How to build corpora in OpenMinTeD
Scholarly publications that have been imported into the OpenMinTeD platform can be used by researchers for TDM processing via a query-based creation of corpora.
Researchers can build a corpus by selecting publications from various sources based on specific criteria, e.g. "a corpus of English articles in the biomedicine area", and then apply TDM services on them.
End-users issue a query in the OpenMinTed registry in a simple way: they are presented with a faceted view of the OpenMinTeD contents (i.e. of all registered content providers) and, by selecting from a range of criteria, a query is gradually built. Results from all registered content providers are presented to the end-user and, after refinement and careful elicitation of the final query, the associated content is transferred to the OpenMinTeD’s registry and becomes available (in the form of a corpus) for the subsequent steps of a TDM application.

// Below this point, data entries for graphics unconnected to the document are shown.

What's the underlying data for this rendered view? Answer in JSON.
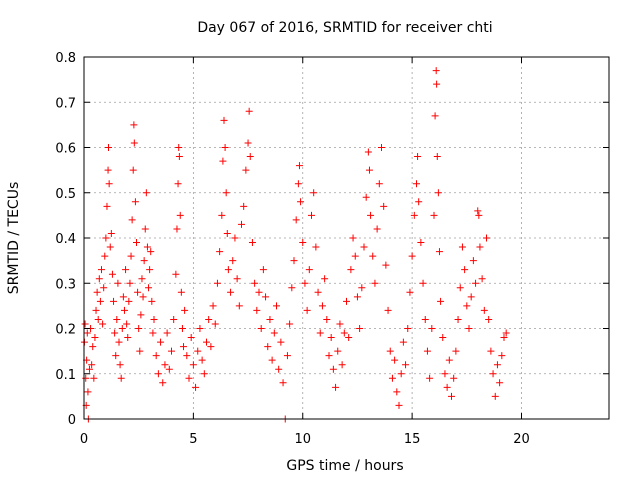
{
  "chart_data": {
    "type": "scatter",
    "title": "Day 067 of 2016, SRMTID for receiver chti",
    "xlabel": "GPS time / hours",
    "ylabel": "SRMTID / TECUs",
    "xlim": [
      0,
      24
    ],
    "ylim": [
      0,
      0.8
    ],
    "xticks": [
      0,
      5,
      10,
      15,
      20
    ],
    "yticks": [
      0,
      0.1,
      0.2,
      0.3,
      0.4,
      0.5,
      0.6,
      0.7,
      0.8
    ],
    "xtick_labels": [
      "0",
      "5",
      "10",
      "15",
      "20"
    ],
    "ytick_labels": [
      "0",
      "0.1",
      "0.2",
      "0.3",
      "0.4",
      "0.5",
      "0.6",
      "0.7",
      "0.8"
    ],
    "grid": true,
    "marker": "+",
    "color": "#ff0000",
    "series": [
      {
        "name": "SRMTID",
        "points": [
          [
            0.02,
            0.17
          ],
          [
            0.05,
            0.21
          ],
          [
            0.08,
            0.09
          ],
          [
            0.1,
            0.03
          ],
          [
            0.12,
            0.13
          ],
          [
            0.15,
            0.19
          ],
          [
            0.18,
            0.06
          ],
          [
            0.2,
            0.0
          ],
          [
            0.25,
            0.11
          ],
          [
            0.3,
            0.2
          ],
          [
            0.35,
            0.12
          ],
          [
            0.4,
            0.16
          ],
          [
            0.45,
            0.09
          ],
          [
            0.5,
            0.18
          ],
          [
            0.55,
            0.24
          ],
          [
            0.6,
            0.28
          ],
          [
            0.65,
            0.22
          ],
          [
            0.7,
            0.31
          ],
          [
            0.75,
            0.26
          ],
          [
            0.8,
            0.33
          ],
          [
            0.85,
            0.21
          ],
          [
            0.9,
            0.29
          ],
          [
            0.95,
            0.36
          ],
          [
            1.0,
            0.4
          ],
          [
            1.05,
            0.47
          ],
          [
            1.1,
            0.55
          ],
          [
            1.12,
            0.6
          ],
          [
            1.15,
            0.52
          ],
          [
            1.2,
            0.38
          ],
          [
            1.25,
            0.41
          ],
          [
            1.3,
            0.32
          ],
          [
            1.35,
            0.26
          ],
          [
            1.4,
            0.19
          ],
          [
            1.45,
            0.14
          ],
          [
            1.5,
            0.22
          ],
          [
            1.55,
            0.3
          ],
          [
            1.6,
            0.17
          ],
          [
            1.65,
            0.12
          ],
          [
            1.7,
            0.09
          ],
          [
            1.75,
            0.2
          ],
          [
            1.8,
            0.27
          ],
          [
            1.85,
            0.24
          ],
          [
            1.9,
            0.33
          ],
          [
            1.95,
            0.21
          ],
          [
            2.0,
            0.18
          ],
          [
            2.05,
            0.26
          ],
          [
            2.1,
            0.3
          ],
          [
            2.15,
            0.36
          ],
          [
            2.2,
            0.44
          ],
          [
            2.25,
            0.55
          ],
          [
            2.28,
            0.65
          ],
          [
            2.3,
            0.61
          ],
          [
            2.35,
            0.48
          ],
          [
            2.4,
            0.39
          ],
          [
            2.45,
            0.28
          ],
          [
            2.5,
            0.2
          ],
          [
            2.55,
            0.15
          ],
          [
            2.6,
            0.23
          ],
          [
            2.65,
            0.31
          ],
          [
            2.7,
            0.27
          ],
          [
            2.75,
            0.35
          ],
          [
            2.8,
            0.42
          ],
          [
            2.85,
            0.5
          ],
          [
            2.9,
            0.38
          ],
          [
            2.95,
            0.29
          ],
          [
            3.0,
            0.33
          ],
          [
            3.05,
            0.37
          ],
          [
            3.1,
            0.26
          ],
          [
            3.15,
            0.19
          ],
          [
            3.2,
            0.22
          ],
          [
            3.3,
            0.14
          ],
          [
            3.4,
            0.1
          ],
          [
            3.5,
            0.17
          ],
          [
            3.6,
            0.08
          ],
          [
            3.7,
            0.12
          ],
          [
            3.8,
            0.19
          ],
          [
            3.9,
            0.11
          ],
          [
            4.0,
            0.15
          ],
          [
            4.1,
            0.22
          ],
          [
            4.2,
            0.32
          ],
          [
            4.25,
            0.42
          ],
          [
            4.3,
            0.52
          ],
          [
            4.33,
            0.6
          ],
          [
            4.36,
            0.58
          ],
          [
            4.4,
            0.45
          ],
          [
            4.45,
            0.28
          ],
          [
            4.5,
            0.2
          ],
          [
            4.55,
            0.16
          ],
          [
            4.6,
            0.24
          ],
          [
            4.7,
            0.14
          ],
          [
            4.8,
            0.09
          ],
          [
            4.9,
            0.18
          ],
          [
            5.0,
            0.12
          ],
          [
            5.1,
            0.07
          ],
          [
            5.2,
            0.15
          ],
          [
            5.3,
            0.2
          ],
          [
            5.4,
            0.13
          ],
          [
            5.5,
            0.1
          ],
          [
            5.6,
            0.17
          ],
          [
            5.7,
            0.22
          ],
          [
            5.8,
            0.16
          ],
          [
            5.9,
            0.25
          ],
          [
            6.0,
            0.21
          ],
          [
            6.1,
            0.3
          ],
          [
            6.2,
            0.37
          ],
          [
            6.3,
            0.45
          ],
          [
            6.35,
            0.57
          ],
          [
            6.4,
            0.66
          ],
          [
            6.45,
            0.6
          ],
          [
            6.5,
            0.5
          ],
          [
            6.55,
            0.41
          ],
          [
            6.6,
            0.33
          ],
          [
            6.7,
            0.28
          ],
          [
            6.8,
            0.35
          ],
          [
            6.9,
            0.4
          ],
          [
            7.0,
            0.31
          ],
          [
            7.1,
            0.25
          ],
          [
            7.2,
            0.43
          ],
          [
            7.3,
            0.47
          ],
          [
            7.4,
            0.55
          ],
          [
            7.5,
            0.61
          ],
          [
            7.55,
            0.68
          ],
          [
            7.6,
            0.58
          ],
          [
            7.7,
            0.39
          ],
          [
            7.8,
            0.3
          ],
          [
            7.9,
            0.24
          ],
          [
            8.0,
            0.28
          ],
          [
            8.1,
            0.2
          ],
          [
            8.2,
            0.33
          ],
          [
            8.3,
            0.27
          ],
          [
            8.4,
            0.16
          ],
          [
            8.5,
            0.22
          ],
          [
            8.6,
            0.13
          ],
          [
            8.7,
            0.19
          ],
          [
            8.8,
            0.25
          ],
          [
            8.9,
            0.11
          ],
          [
            9.0,
            0.17
          ],
          [
            9.1,
            0.08
          ],
          [
            9.2,
            0.0
          ],
          [
            9.3,
            0.14
          ],
          [
            9.4,
            0.21
          ],
          [
            9.5,
            0.29
          ],
          [
            9.6,
            0.35
          ],
          [
            9.7,
            0.44
          ],
          [
            9.8,
            0.52
          ],
          [
            9.85,
            0.56
          ],
          [
            9.9,
            0.48
          ],
          [
            10.0,
            0.39
          ],
          [
            10.1,
            0.3
          ],
          [
            10.2,
            0.24
          ],
          [
            10.3,
            0.33
          ],
          [
            10.4,
            0.45
          ],
          [
            10.5,
            0.5
          ],
          [
            10.6,
            0.38
          ],
          [
            10.7,
            0.28
          ],
          [
            10.8,
            0.19
          ],
          [
            10.9,
            0.25
          ],
          [
            11.0,
            0.31
          ],
          [
            11.1,
            0.22
          ],
          [
            11.2,
            0.14
          ],
          [
            11.3,
            0.18
          ],
          [
            11.4,
            0.11
          ],
          [
            11.5,
            0.07
          ],
          [
            11.6,
            0.15
          ],
          [
            11.7,
            0.21
          ],
          [
            11.8,
            0.12
          ],
          [
            11.9,
            0.19
          ],
          [
            12.0,
            0.26
          ],
          [
            12.1,
            0.18
          ],
          [
            12.2,
            0.33
          ],
          [
            12.3,
            0.4
          ],
          [
            12.4,
            0.36
          ],
          [
            12.5,
            0.27
          ],
          [
            12.6,
            0.2
          ],
          [
            12.7,
            0.29
          ],
          [
            12.8,
            0.38
          ],
          [
            12.9,
            0.49
          ],
          [
            13.0,
            0.59
          ],
          [
            13.05,
            0.55
          ],
          [
            13.1,
            0.45
          ],
          [
            13.2,
            0.36
          ],
          [
            13.3,
            0.3
          ],
          [
            13.4,
            0.42
          ],
          [
            13.5,
            0.52
          ],
          [
            13.6,
            0.6
          ],
          [
            13.7,
            0.47
          ],
          [
            13.8,
            0.34
          ],
          [
            13.9,
            0.24
          ],
          [
            14.0,
            0.15
          ],
          [
            14.1,
            0.09
          ],
          [
            14.2,
            0.13
          ],
          [
            14.3,
            0.06
          ],
          [
            14.4,
            0.03
          ],
          [
            14.5,
            0.1
          ],
          [
            14.6,
            0.17
          ],
          [
            14.7,
            0.12
          ],
          [
            14.8,
            0.2
          ],
          [
            14.9,
            0.28
          ],
          [
            15.0,
            0.36
          ],
          [
            15.1,
            0.45
          ],
          [
            15.2,
            0.52
          ],
          [
            15.25,
            0.58
          ],
          [
            15.3,
            0.48
          ],
          [
            15.4,
            0.39
          ],
          [
            15.5,
            0.3
          ],
          [
            15.6,
            0.22
          ],
          [
            15.7,
            0.15
          ],
          [
            15.8,
            0.09
          ],
          [
            15.9,
            0.2
          ],
          [
            16.0,
            0.45
          ],
          [
            16.05,
            0.67
          ],
          [
            16.1,
            0.77
          ],
          [
            16.12,
            0.74
          ],
          [
            16.15,
            0.58
          ],
          [
            16.2,
            0.5
          ],
          [
            16.25,
            0.37
          ],
          [
            16.3,
            0.26
          ],
          [
            16.4,
            0.18
          ],
          [
            16.5,
            0.1
          ],
          [
            16.6,
            0.07
          ],
          [
            16.7,
            0.13
          ],
          [
            16.8,
            0.05
          ],
          [
            16.9,
            0.09
          ],
          [
            17.0,
            0.15
          ],
          [
            17.1,
            0.22
          ],
          [
            17.2,
            0.29
          ],
          [
            17.3,
            0.38
          ],
          [
            17.4,
            0.33
          ],
          [
            17.5,
            0.25
          ],
          [
            17.6,
            0.2
          ],
          [
            17.7,
            0.27
          ],
          [
            17.8,
            0.35
          ],
          [
            17.9,
            0.3
          ],
          [
            18.0,
            0.46
          ],
          [
            18.05,
            0.45
          ],
          [
            18.1,
            0.38
          ],
          [
            18.2,
            0.31
          ],
          [
            18.3,
            0.24
          ],
          [
            18.4,
            0.4
          ],
          [
            18.5,
            0.22
          ],
          [
            18.6,
            0.15
          ],
          [
            18.7,
            0.1
          ],
          [
            18.8,
            0.05
          ],
          [
            18.9,
            0.12
          ],
          [
            19.0,
            0.08
          ],
          [
            19.1,
            0.14
          ],
          [
            19.2,
            0.18
          ],
          [
            19.3,
            0.19
          ]
        ]
      }
    ]
  }
}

Implementation details for content providers
OpenMinTed has investigated several architectural options on how to integrate existing content providers (such as OpenAIRE and CORE but not limited to) and chose an approach whereby content is managed in the external services of the providers but is accessible in the OpenMinTeD platform through a federated search strategy. Content is made available to the OpenMinTed platform through a simple API, defining simple operations to search and retrieve content.
A lazy deposit/caching strategy has been employed to avoid redundant queries (in simple terms, a record is fetched only the first time it is requested and remains persistent locally for further requests). Extra care is taken to ensure reproducibility of the created corpus by storing an exact version of the content used in it.
Thus, a corpus included in the OpenMinTeD Registry essentially consists of a list of publications. Each publication is identified (equivalent to a primary key) by its content (e.g. full text pdf) hash value and a set of metadata files (compatible with the OMTD-SHARE schema) that describe the resource. In most cases, this set consists of just one item; still, it cannot be ruled out that the same resource is described by multiple metadata files (for example, different metadata files from OpenAIRE or CORE, updates in metadata fields, richer metadata from a content provider, etc.)